WHAT CAN WE DO FOR SAVING OUR FRESH WATER?
RAINWATER TREATMENT: Rainwater harvesting (RWH) is the process of collecting and storing rainwater instead of letting it flow off. Rainwater is gathered from a roof-like surface and guided to a tank, cistern, deep pit (well, shaft, or borehole), aquifer, or reservoir through percolation, where it seeps down and replenishes the groundwater supply. This can help us with 70%-80% of our daily water requirements.
Rainwater harvesting is one of the simplest and oldest methods of self-supply of water for families, as well as residential and household-scale enterprises, which are typically self-financed. Larger systems for schools, hospitals, and other buildings, on the other hand, can incur costs that can only be covered by owners, companies, and government entities.

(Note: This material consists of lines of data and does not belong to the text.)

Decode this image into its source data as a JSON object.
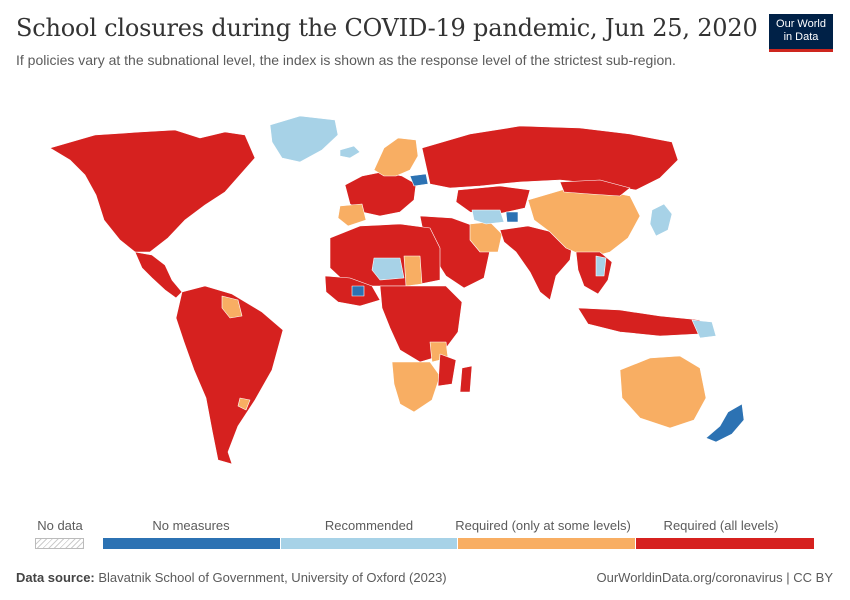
{
  "header": {
    "title": "School closures during the COVID-19 pandemic, Jun 25, 2020",
    "subtitle": "If policies vary at the subnational level, the index is shown as the response level of the strictest sub-region."
  },
  "logo": {
    "line1": "Our World",
    "line2": "in Data"
  },
  "colors": {
    "no_measures": "#2c72b3",
    "recommended": "#a7d2e7",
    "required_some": "#f8ae63",
    "required_all": "#d6211f",
    "ocean": "#ffffff",
    "border": "#ffffff"
  },
  "legend": {
    "no_data": "No data",
    "bins": [
      {
        "label": "No measures",
        "color": "#2c72b3"
      },
      {
        "label": "Recommended",
        "color": "#a7d2e7"
      },
      {
        "label": "Required (only at some levels)",
        "color": "#f8ae63"
      },
      {
        "label": "Required (all levels)",
        "color": "#d6211f"
      }
    ]
  },
  "regions": [
    {
      "name": "North America",
      "level": "required_all"
    },
    {
      "name": "Greenland",
      "level": "recommended"
    },
    {
      "name": "Central America",
      "level": "required_all"
    },
    {
      "name": "South America",
      "level": "required_all"
    },
    {
      "name": "Guyana/Suriname",
      "level": "required_some"
    },
    {
      "name": "Uruguay",
      "level": "required_some"
    },
    {
      "name": "Western Europe",
      "level": "required_all"
    },
    {
      "name": "Iberia",
      "level": "required_some"
    },
    {
      "name": "Scandinavia",
      "level": "required_some"
    },
    {
      "name": "Iceland",
      "level": "recommended"
    },
    {
      "name": "Belarus",
      "level": "no_measures"
    },
    {
      "name": "Russia",
      "level": "required_all"
    },
    {
      "name": "Kazakhstan",
      "level": "required_all"
    },
    {
      "name": "Middle East",
      "level": "required_all"
    },
    {
      "name": "Iran",
      "level": "required_some"
    },
    {
      "name": "Turkmenistan",
      "level": "recommended"
    },
    {
      "name": "Tajikistan",
      "level": "no_measures"
    },
    {
      "name": "India",
      "level": "required_all"
    },
    {
      "name": "China",
      "level": "required_some"
    },
    {
      "name": "Mongolia",
      "level": "required_all"
    },
    {
      "name": "Japan",
      "level": "recommended"
    },
    {
      "name": "Southeast Asia",
      "level": "required_all"
    },
    {
      "name": "Vietnam",
      "level": "recommended"
    },
    {
      "name": "Indonesia",
      "level": "required_all"
    },
    {
      "name": "Papua New Guinea",
      "level": "recommended"
    },
    {
      "name": "North Africa",
      "level": "required_all"
    },
    {
      "name": "Niger",
      "level": "recommended"
    },
    {
      "name": "Chad",
      "level": "required_some"
    },
    {
      "name": "West Africa",
      "level": "required_all"
    },
    {
      "name": "Burkina Faso",
      "level": "no_measures"
    },
    {
      "name": "Central Africa",
      "level": "required_all"
    },
    {
      "name": "Tanzania",
      "level": "required_some"
    },
    {
      "name": "Southern Africa",
      "level": "required_some"
    },
    {
      "name": "Mozambique",
      "level": "required_all"
    },
    {
      "name": "Madagascar",
      "level": "required_all"
    },
    {
      "name": "Australia",
      "level": "required_some"
    },
    {
      "name": "New Zealand",
      "level": "no_measures"
    }
  ],
  "footer": {
    "source_label": "Data source:",
    "source_text": "Blavatnik School of Government, University of Oxford (2023)",
    "right": "OurWorldinData.org/coronavirus | CC BY"
  }
}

SEAWAGE TREATMENT:Sewage treatment (also known as domestic wastewater treatment or municipal wastewater treatment) is a type of wastewater treatment that removes contaminants from sewage to produce an effluent that is suitable for discharge to the environment or reuse, preventing water pollution from raw sewage discharges. This aids in the re-establishment of groundwater levels.
It will safeguard water bodies from contamination, ensuring a more consistent supply of safe drinking water. Sewage treatment usually consists of two stages: primary and secondary treatment, with a tertiary treatment stage that includes polishing operations and nutrient removal included in advanced treatment. Using aerobic or anaerobic biological processes, secondary treatment can reduce organic matter (measured as biological oxygen demand) in sewage.
AWARENESS: Awareness should be spread among the people for saving the fresh water. With the help of campaigns, people will come to know how much each waste drop is costing us. Once the people are aware about this scarcity, they will stop wasting water and start conserving fresh water.